I ask, “Why should he be free?”

He responds, “He’s not charged with killing anyone is he?”

“Well, he’s accused of 33 murders.”

“Oh shit, really?”

— Keegan Hamilton (@keegan_hamilton) November 5, 2018

Why is El Chapo on trial?

Guzman faces 17 charges related to murder conspiracy, money laundering, firearms—in short, all the things you might expect from someone allegedly running a powerful and firmly entrenched international drug cartel—and reaching back to the 1980s. Prosecutors only achieved his 2017 extradition from Mexico to the United States on the condition that they would not seek the death penalty. Instead, they have asked for life imprisonment and a staggering $14 billion reimbursement to cover the money Guzman allegedly made off his drug trade.

Guzman stands accused of architecting scores of murders, along with the illicit transport of over 200 tons of cocaine, and pleaded not guilty to every count against him.

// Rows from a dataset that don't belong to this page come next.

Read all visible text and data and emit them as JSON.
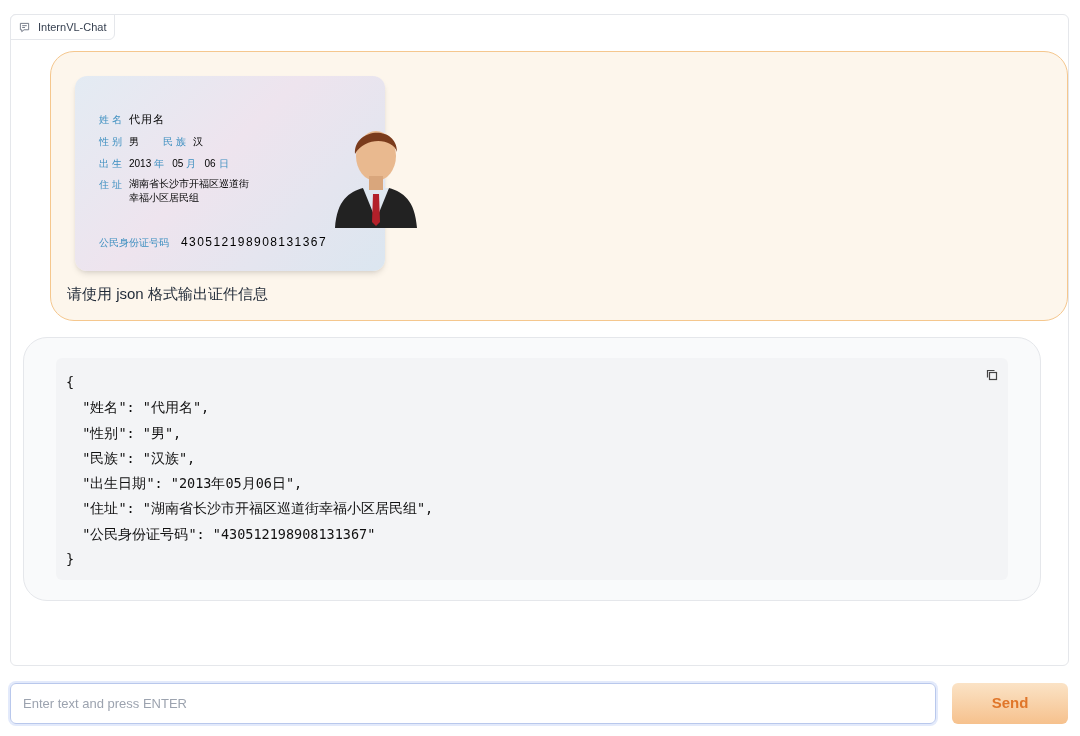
{
  "panel": {
    "label": "InternVL-Chat"
  },
  "user_message": {
    "id_card": {
      "name_label": "姓名",
      "name": "代用名",
      "sex_label": "性别",
      "sex": "男",
      "ethnicity_label": "民族",
      "ethnicity": "汉",
      "birth_label": "出生",
      "birth": [
        {
          "value": "2013",
          "unit": "年"
        },
        {
          "value": "05",
          "unit": "月"
        },
        {
          "value": "06",
          "unit": "日"
        }
      ],
      "address_label": "住址",
      "address_lines": [
        "湖南省长沙市开福区巡道街",
        "幸福小区居民组"
      ],
      "id_label": "公民身份证号码",
      "id_number": "430512198908131367"
    },
    "text": "请使用 json 格式输出证件信息"
  },
  "bot_message": {
    "code_lines": [
      "{",
      "  \"姓名\": \"代用名\",",
      "  \"性别\": \"男\",",
      "  \"民族\": \"汉族\",",
      "  \"出生日期\": \"2013年05月06日\",",
      "  \"住址\": \"湖南省长沙市开福区巡道街幸福小区居民组\",",
      "  \"公民身份证号码\": \"430512198908131367\"",
      "}"
    ]
  },
  "input": {
    "placeholder": "Enter text and press ENTER"
  },
  "send_button": {
    "label": "Send"
  }
}
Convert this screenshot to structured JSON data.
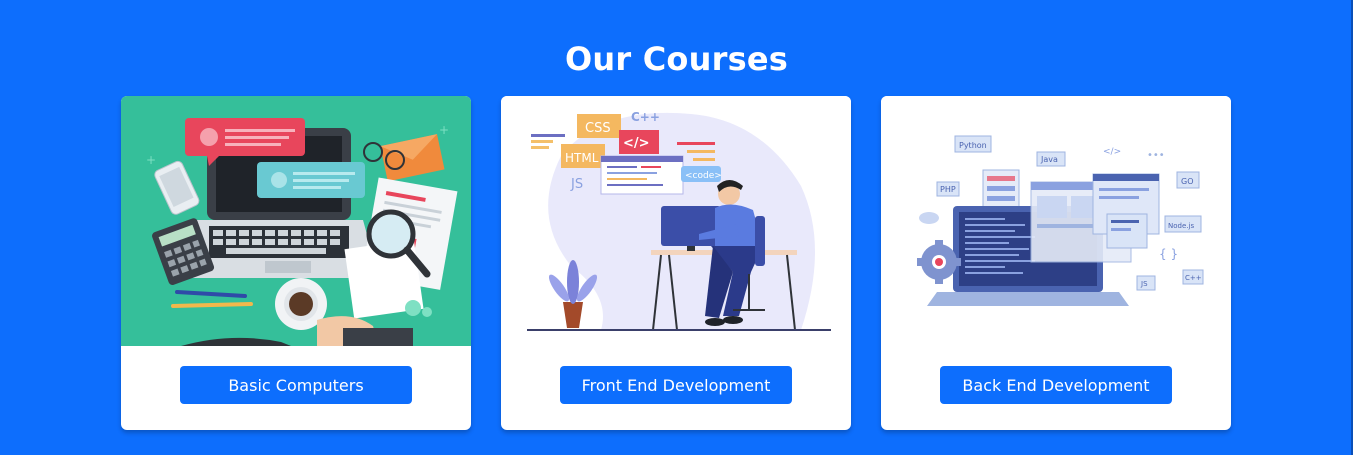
{
  "section": {
    "title": "Our Courses"
  },
  "courses": [
    {
      "label": "Basic Computers",
      "illustration": "laptop-desk-icon"
    },
    {
      "label": "Front End Development",
      "illustration": "developer-at-desk-icon",
      "tags": [
        "CSS",
        "C++",
        "HTML",
        "JS",
        "</>",
        "<code>"
      ]
    },
    {
      "label": "Back End Development",
      "illustration": "backend-laptop-icon",
      "tags": [
        "Python",
        "Java",
        "PHP",
        "Node.js",
        "GO",
        "JS",
        "C++",
        "</>",
        "{ }"
      ]
    }
  ],
  "colors": {
    "background": "#0d6efd",
    "card": "#ffffff",
    "button": "#0d6efd",
    "card1_image_bg": "#35bf9a"
  }
}
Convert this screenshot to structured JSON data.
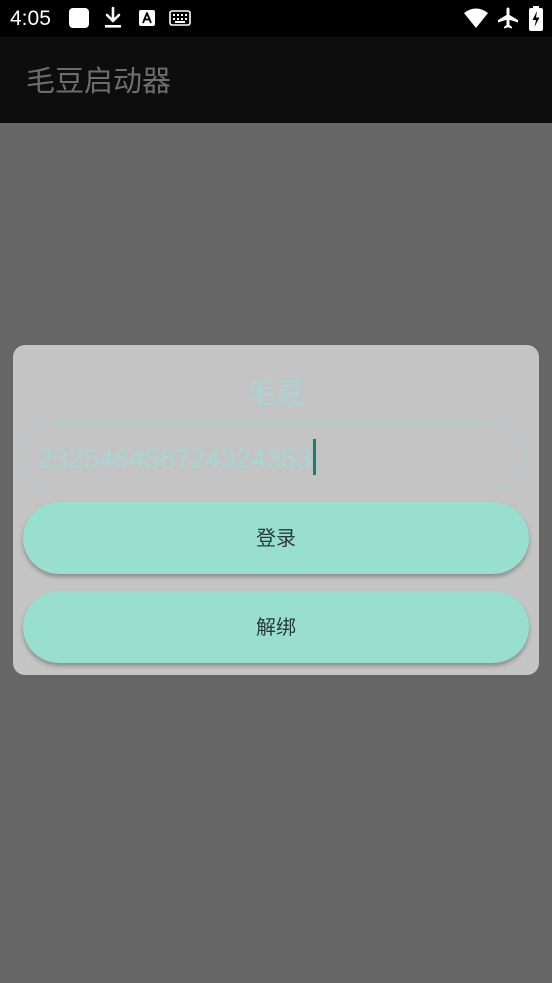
{
  "status_bar": {
    "time": "4:05",
    "icons": [
      "app-square-icon",
      "download-icon",
      "text-a-icon",
      "keyboard-icon",
      "wifi-icon",
      "airplane-mode-icon",
      "battery-charging-icon"
    ]
  },
  "app_bar": {
    "title": "毛豆启动器"
  },
  "dialog": {
    "title": "毛豆",
    "id_input_value": "232546456724324353",
    "login_label": "登录",
    "unbind_label": "解绑"
  },
  "colors": {
    "accent": "#98dfcf",
    "caret": "#0a8572",
    "dialog_bg": "#c4c4c4",
    "scrim": "#666666"
  }
}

Why did the U.S. extradite El Chapo?

In short, because he is suspected of overseeing the smuggling huge loads of cocaine, marijuana, heroine, and methamphetamine into the U.S. for domestic distribution, covertly carting out the aforementioned billions in drug sales. According to NBC, Mexico wanted to complete the extradition before Donald Trump took office on January 20, 2017.

How did El Chapo get caught?

One thing I think about a lot: That time Sean Penn helped deliver one of the world’s most wanted criminals into the hands of authorities, extremely on accident, thanks to a fun Rolling Stone article he wrote in 2016. In precious and overwrought terms, Penn detailed a secret meeting Guzman (for reasons that remain unclear to me) granted him. It is a self-important piece of journalism, and its author seemed oblivious to its potential consequences—as did Guzman, to whom Rolling Stone reportedly showed the article pre-publication.

In his inadvertent exposé, Penn acknowledges that the U.S. and Mexican governments likely tracked his movements and his communications, because of course they did: He is a high-profile, Oscar-winning actor, not an investigative journalist. Still, in his role as the latter, he published an interview with Guzman in which the two discussed the illegal nature of the drug lord’s alleged business. From Penn’s trail, authorities pinpointed the location of Guzman’s mountain hideout.

Is Sean Penn safe?

I don’t know, are any of us?

Are the jurors safe?

According to CBS New York, jurors’ identities will be kept completely anonymous, despite complaints from the defense that the extreme precautions taken to protect their privacy—along with the armored guard dispatched to transport them to and from the courthouse—might lead them to believe they have reason to fear the man on trial. Thanks to the NY Post, though, we do know that the would-be juror pool includes one Michael Jackson impersonator.

When will the trial begin?
Opening arguments are scheduled for November 13th.